Abstract

It is common to associate the emergence of modern mass culture with the modernising city. In Japan the discourse on cities focuses to a large extent on Tokyo because of its role as national capital. Capital cities in particular are both political and symbolic centres of the nation and in many cases also centres of production and consumption. Very often narratives of Japan's modernity are linked with the question of how Tokyo became the political centre of the nation on the one hand and how modernization changed urban spaces on the other. There exists a huge body of journalistic and feuilleton-like texts on Tokyo addressing the needs of the urban masses for information about city life. A lot of these texts had a wide circulation when they had been published but as most of them are not categorized as 'novels' (shosetsu), i.e., 'high culture', they have received but scarce attention from scholars.
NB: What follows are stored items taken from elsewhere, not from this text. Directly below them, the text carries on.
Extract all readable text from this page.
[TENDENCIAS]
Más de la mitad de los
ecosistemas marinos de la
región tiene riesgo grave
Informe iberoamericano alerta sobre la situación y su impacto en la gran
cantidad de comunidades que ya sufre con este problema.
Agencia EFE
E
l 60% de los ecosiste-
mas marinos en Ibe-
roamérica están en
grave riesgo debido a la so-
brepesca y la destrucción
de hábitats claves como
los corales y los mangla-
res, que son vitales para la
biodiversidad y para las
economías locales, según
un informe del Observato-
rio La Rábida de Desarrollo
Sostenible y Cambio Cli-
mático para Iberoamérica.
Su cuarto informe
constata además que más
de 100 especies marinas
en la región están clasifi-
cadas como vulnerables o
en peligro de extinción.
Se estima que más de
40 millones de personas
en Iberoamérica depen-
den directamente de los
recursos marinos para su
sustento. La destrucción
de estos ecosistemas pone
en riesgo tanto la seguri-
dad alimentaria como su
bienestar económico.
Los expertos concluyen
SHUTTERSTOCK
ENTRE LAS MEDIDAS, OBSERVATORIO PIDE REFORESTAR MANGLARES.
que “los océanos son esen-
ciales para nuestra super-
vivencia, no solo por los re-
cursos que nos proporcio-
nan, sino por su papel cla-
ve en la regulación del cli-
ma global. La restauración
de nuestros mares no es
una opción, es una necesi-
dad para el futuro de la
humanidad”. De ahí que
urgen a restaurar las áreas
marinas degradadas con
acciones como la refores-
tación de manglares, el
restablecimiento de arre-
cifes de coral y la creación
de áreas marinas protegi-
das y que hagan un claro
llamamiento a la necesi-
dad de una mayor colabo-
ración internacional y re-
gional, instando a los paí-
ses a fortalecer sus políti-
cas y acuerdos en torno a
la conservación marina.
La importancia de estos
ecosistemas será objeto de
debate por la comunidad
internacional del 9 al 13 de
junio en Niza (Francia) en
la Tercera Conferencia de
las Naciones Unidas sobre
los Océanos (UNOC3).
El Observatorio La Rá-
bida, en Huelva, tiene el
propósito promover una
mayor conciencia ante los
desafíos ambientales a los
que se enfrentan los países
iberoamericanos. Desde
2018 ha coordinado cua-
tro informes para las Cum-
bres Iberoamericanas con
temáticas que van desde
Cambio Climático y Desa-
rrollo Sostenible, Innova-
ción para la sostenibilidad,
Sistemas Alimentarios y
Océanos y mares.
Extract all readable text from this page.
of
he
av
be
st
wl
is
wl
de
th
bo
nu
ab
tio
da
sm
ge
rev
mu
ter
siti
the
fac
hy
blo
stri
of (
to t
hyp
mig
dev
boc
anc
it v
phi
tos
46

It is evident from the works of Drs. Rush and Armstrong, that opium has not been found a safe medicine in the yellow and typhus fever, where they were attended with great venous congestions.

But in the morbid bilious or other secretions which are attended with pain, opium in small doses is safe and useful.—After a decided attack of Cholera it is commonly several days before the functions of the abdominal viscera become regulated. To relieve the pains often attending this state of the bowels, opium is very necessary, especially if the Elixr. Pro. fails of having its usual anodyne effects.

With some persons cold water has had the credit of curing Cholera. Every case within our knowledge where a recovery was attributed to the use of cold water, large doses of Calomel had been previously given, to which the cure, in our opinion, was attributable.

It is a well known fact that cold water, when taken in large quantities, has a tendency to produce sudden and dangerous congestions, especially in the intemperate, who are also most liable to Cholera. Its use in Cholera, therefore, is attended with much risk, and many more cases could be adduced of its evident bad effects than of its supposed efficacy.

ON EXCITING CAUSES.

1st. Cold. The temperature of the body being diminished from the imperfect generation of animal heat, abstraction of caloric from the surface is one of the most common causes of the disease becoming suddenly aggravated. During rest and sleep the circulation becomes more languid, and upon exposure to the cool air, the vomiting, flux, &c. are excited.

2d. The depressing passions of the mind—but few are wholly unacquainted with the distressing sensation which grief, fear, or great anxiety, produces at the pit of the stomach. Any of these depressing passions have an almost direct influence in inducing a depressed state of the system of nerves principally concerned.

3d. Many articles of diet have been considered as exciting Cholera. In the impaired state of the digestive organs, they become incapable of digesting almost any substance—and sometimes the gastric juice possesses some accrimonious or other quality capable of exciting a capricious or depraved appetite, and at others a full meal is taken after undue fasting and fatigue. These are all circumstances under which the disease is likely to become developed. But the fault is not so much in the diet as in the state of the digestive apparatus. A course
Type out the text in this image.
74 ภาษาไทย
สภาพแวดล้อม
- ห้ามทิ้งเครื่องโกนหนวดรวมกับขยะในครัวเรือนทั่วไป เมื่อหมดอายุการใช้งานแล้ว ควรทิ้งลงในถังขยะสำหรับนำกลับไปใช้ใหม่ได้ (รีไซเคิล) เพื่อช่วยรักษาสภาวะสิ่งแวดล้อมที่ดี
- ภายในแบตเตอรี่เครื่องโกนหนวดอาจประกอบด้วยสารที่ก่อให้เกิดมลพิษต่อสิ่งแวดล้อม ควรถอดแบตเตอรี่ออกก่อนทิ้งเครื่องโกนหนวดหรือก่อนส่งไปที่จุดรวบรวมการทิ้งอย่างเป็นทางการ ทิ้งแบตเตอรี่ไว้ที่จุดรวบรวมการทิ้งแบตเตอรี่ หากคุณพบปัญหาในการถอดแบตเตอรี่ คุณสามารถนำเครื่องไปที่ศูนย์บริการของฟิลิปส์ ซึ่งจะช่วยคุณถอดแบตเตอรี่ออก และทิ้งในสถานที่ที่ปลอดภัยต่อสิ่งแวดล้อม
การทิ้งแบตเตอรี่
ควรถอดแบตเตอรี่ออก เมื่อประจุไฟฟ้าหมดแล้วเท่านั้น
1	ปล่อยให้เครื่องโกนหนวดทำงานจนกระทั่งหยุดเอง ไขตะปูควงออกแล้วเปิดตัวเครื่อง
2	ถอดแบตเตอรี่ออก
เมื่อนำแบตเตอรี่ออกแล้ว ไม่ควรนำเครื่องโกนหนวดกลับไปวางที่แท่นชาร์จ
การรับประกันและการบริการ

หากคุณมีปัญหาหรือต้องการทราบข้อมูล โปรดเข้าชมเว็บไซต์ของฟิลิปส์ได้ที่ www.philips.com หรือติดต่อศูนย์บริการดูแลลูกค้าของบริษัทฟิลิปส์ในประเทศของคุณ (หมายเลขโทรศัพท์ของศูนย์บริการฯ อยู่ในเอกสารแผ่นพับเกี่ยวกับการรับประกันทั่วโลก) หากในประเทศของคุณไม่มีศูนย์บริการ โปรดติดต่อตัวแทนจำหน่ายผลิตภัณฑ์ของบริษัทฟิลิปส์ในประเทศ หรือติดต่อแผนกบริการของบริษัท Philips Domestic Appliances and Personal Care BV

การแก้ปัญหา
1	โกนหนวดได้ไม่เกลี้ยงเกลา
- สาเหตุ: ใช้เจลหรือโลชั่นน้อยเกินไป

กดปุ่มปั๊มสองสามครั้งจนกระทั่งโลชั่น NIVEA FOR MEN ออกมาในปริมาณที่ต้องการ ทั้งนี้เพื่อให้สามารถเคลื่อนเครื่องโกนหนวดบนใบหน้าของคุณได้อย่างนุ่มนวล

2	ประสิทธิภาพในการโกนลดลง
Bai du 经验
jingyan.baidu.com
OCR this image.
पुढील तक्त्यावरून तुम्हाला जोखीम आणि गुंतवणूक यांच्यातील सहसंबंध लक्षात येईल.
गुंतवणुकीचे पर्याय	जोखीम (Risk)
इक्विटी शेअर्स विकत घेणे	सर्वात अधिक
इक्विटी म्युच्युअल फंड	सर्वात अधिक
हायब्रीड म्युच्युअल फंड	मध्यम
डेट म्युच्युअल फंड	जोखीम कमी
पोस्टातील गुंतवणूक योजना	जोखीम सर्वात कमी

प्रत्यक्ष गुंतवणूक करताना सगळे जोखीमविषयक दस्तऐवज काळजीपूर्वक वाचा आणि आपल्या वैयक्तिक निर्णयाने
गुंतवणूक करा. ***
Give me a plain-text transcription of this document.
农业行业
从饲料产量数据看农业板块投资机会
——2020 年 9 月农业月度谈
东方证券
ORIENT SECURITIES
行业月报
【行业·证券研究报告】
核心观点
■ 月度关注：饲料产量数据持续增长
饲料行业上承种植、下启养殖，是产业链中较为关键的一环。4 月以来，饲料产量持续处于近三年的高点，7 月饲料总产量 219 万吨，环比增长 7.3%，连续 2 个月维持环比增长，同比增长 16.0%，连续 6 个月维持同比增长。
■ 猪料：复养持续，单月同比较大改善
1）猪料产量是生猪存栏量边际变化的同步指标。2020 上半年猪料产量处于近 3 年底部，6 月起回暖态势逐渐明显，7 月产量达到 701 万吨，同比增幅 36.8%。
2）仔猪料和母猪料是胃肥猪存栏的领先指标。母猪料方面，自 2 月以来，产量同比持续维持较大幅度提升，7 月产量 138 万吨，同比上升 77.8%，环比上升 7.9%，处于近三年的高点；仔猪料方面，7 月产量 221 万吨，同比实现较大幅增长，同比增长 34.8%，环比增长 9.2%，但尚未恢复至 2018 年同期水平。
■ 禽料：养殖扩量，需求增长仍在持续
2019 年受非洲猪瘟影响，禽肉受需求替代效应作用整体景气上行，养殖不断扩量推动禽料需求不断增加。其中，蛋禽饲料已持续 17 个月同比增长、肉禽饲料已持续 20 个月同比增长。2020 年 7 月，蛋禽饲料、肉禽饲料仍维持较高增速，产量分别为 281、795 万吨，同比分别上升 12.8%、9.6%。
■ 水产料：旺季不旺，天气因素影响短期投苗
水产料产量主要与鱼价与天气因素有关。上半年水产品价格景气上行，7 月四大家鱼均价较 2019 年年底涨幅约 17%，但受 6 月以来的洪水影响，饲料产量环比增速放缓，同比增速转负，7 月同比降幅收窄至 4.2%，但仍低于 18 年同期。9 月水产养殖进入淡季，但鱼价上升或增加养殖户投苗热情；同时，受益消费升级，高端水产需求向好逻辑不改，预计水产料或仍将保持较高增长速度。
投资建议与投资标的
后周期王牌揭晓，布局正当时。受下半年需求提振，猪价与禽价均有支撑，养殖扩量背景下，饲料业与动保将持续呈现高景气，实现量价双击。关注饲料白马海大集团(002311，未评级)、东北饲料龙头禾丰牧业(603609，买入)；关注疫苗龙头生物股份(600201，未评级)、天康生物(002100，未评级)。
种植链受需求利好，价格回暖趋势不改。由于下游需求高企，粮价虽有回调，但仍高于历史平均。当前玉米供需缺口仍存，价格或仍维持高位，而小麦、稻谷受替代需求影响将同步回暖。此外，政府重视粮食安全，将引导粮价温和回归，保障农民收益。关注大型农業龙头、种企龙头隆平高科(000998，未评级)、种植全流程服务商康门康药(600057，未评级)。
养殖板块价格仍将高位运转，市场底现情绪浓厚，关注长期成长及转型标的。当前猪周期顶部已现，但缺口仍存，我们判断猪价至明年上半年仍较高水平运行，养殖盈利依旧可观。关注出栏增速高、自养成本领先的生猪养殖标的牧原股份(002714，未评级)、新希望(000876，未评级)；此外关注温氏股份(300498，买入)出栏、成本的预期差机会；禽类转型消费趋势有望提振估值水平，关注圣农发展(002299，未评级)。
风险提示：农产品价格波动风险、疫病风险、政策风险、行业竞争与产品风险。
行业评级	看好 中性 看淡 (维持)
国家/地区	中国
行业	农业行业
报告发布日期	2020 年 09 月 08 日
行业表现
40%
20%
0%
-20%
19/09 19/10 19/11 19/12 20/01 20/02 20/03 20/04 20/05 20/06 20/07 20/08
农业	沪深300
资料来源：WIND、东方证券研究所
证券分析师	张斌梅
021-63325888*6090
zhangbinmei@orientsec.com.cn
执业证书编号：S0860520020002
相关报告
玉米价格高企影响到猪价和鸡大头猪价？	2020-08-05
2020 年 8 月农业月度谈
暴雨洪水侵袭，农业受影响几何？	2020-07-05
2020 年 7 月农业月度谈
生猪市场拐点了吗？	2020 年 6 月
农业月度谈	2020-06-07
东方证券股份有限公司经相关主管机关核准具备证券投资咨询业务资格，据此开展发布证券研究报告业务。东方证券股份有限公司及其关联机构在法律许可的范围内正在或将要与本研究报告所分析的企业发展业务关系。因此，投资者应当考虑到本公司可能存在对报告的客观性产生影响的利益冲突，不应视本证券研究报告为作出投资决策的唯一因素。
An important example of such kinds of texts are the Tokyo hanjoki (Reports on the prosperity of Tokyo), a genre that is rooted in the popular culture of the late Edo period. I here explore two representative examples, the Saishin Tokyo hanjoki (The Most Up-to-Date Report on the Prosperity of Tokyo; 1903) and the Dai Tokyo hanjoki (Report on the Prosperity of Greater Tokyo; 1928) in order to find out how the specific experience of Tokyo's modernity is conceptualized there. Published at important stages in Japan's process of modernization, both texts reveal images of Tokyo which open up important angles on mass situation and the experience of modern city life at different points of time. Particular emphasis will be laid on the question of what kind of knowledge about urban life and culture is transmitted and what kinds of urban spaces are mainly represented.